Nach einer anstrengenden, aber durchaus lustigen Zugfahrt kam die Truppe wieder in Kassel an und die Exkursion ging zu Ende – in den Erinnerungen wird sie jedoch sicherlich noch sehr lange verweilen.


Die 2009 gegründete, staatlich und kirchlich anerkannte CVJM-Hochschule – YMCA University of Applied Sciences – führt in Präsenz- sowie in berufsbegleitenden und onlinebasierten Teilzeit-Studiengängen in den Bereichen Theologie und Soziale Arbeit zum Bachelor of Arts und Master of Arts. Außerdem bildet die CVJM-Hochschule Erzieher*innen und Jugendreferent*innen aus. Verschiedene Weiterbildungen ergänzen das Angebot. Die CVJM-Hochschule betreibt zusätzlich vier Forschungsinstitute (Institut für Erlebnispädagogik, Institut für Missionarische Jugendarbeit, Institut empirica für Jugendkultur und Religion sowie das Evangelische Bank Institut für Ethisches Management). Zum Wintersemester 2023/2024 sind 474 Studierende immatrikuliert. Rektor der CVJM-Hochschule ist Prof. Dr. Tobias Faix.
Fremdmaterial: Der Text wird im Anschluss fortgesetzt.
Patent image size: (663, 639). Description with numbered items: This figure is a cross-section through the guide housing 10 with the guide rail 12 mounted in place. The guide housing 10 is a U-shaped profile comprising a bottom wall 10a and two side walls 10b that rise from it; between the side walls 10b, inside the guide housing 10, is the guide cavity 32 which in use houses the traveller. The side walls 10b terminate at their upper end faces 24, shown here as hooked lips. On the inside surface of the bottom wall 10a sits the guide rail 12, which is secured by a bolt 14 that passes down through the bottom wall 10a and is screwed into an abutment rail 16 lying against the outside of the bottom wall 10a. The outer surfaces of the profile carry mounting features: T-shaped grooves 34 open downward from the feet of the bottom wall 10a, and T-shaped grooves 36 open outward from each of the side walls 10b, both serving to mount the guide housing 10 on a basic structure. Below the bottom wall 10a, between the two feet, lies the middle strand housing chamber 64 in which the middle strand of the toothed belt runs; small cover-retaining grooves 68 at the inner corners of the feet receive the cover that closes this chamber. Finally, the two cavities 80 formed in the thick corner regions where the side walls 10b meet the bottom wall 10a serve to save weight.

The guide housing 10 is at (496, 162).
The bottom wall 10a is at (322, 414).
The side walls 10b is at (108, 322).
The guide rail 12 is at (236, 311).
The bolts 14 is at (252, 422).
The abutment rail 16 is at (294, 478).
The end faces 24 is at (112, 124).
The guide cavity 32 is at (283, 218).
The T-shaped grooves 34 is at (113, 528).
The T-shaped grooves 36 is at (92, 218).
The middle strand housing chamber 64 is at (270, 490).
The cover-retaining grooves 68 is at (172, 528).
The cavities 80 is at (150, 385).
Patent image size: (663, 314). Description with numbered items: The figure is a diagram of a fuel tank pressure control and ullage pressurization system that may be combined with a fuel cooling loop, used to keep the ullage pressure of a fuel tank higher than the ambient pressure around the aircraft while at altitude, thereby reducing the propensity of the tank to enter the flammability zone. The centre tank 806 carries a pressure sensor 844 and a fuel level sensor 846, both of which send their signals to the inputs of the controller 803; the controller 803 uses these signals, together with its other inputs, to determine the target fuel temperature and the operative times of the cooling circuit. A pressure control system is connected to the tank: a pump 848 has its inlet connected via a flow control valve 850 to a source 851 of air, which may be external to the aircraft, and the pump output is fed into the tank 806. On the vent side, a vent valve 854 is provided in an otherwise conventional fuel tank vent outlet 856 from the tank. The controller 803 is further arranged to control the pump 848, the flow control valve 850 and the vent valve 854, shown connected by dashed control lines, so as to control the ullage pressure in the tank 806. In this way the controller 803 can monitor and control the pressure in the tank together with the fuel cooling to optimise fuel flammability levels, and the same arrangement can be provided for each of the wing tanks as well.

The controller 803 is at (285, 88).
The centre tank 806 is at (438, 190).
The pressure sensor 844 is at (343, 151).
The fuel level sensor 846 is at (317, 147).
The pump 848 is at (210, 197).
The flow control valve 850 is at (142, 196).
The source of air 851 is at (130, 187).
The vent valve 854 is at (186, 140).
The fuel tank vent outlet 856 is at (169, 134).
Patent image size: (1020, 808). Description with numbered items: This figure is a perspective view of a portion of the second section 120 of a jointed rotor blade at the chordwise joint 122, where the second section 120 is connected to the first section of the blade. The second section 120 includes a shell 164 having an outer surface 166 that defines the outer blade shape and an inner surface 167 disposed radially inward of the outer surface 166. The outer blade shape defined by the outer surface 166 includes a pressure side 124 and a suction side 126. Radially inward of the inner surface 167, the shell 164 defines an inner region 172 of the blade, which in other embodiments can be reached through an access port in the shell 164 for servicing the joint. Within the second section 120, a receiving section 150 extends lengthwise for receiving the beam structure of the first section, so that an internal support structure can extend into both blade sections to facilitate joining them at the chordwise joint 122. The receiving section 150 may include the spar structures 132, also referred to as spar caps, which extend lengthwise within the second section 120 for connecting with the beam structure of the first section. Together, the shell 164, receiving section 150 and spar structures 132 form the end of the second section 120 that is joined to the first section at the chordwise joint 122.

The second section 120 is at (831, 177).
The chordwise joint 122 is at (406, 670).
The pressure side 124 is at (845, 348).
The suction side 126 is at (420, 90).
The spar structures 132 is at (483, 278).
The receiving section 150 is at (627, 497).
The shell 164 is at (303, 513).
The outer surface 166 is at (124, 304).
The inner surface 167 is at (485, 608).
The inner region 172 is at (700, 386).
Die Studierenden leben in einer Lern- und Lebensgemeinschaft auf dem bzw. in der Nähe des Campus.

Träger der CVJM-Hochschule ist der deutschlandweite Dachverband der Christlichen Vereine Junger Menschen (CVJM/YMCA), der CVJM Deutschland. Der CVJM/YMCA ist weltweit die größte überkonfessionelle christliche Jugendorganisation, die insgesamt 40 Millionen Menschen direkt erreicht, und weitere 25 Millionen Menschen indirekt. In Deutschland hat der CVJM 310.000 Mitglieder und regelmäßige Teilnehmende. Darüber hinaus erreicht er in seinen Programmen, Aktionen und Freizeiten jedes Jahr fast eine Million junge Menschen. Schwerpunkt des CVJM in Deutschland ist die örtliche Jugendarbeit in 1.400 Vereinen, Jugendwerken und Jugenddörfern.

Ehrenamtlicher Vorsitzender des CVJM Deutschland ist Präses Steffen Waldminghaus. Hauptamtlicher Leiter ist Generalsekretär Pfarrer Hansjörg Kopp.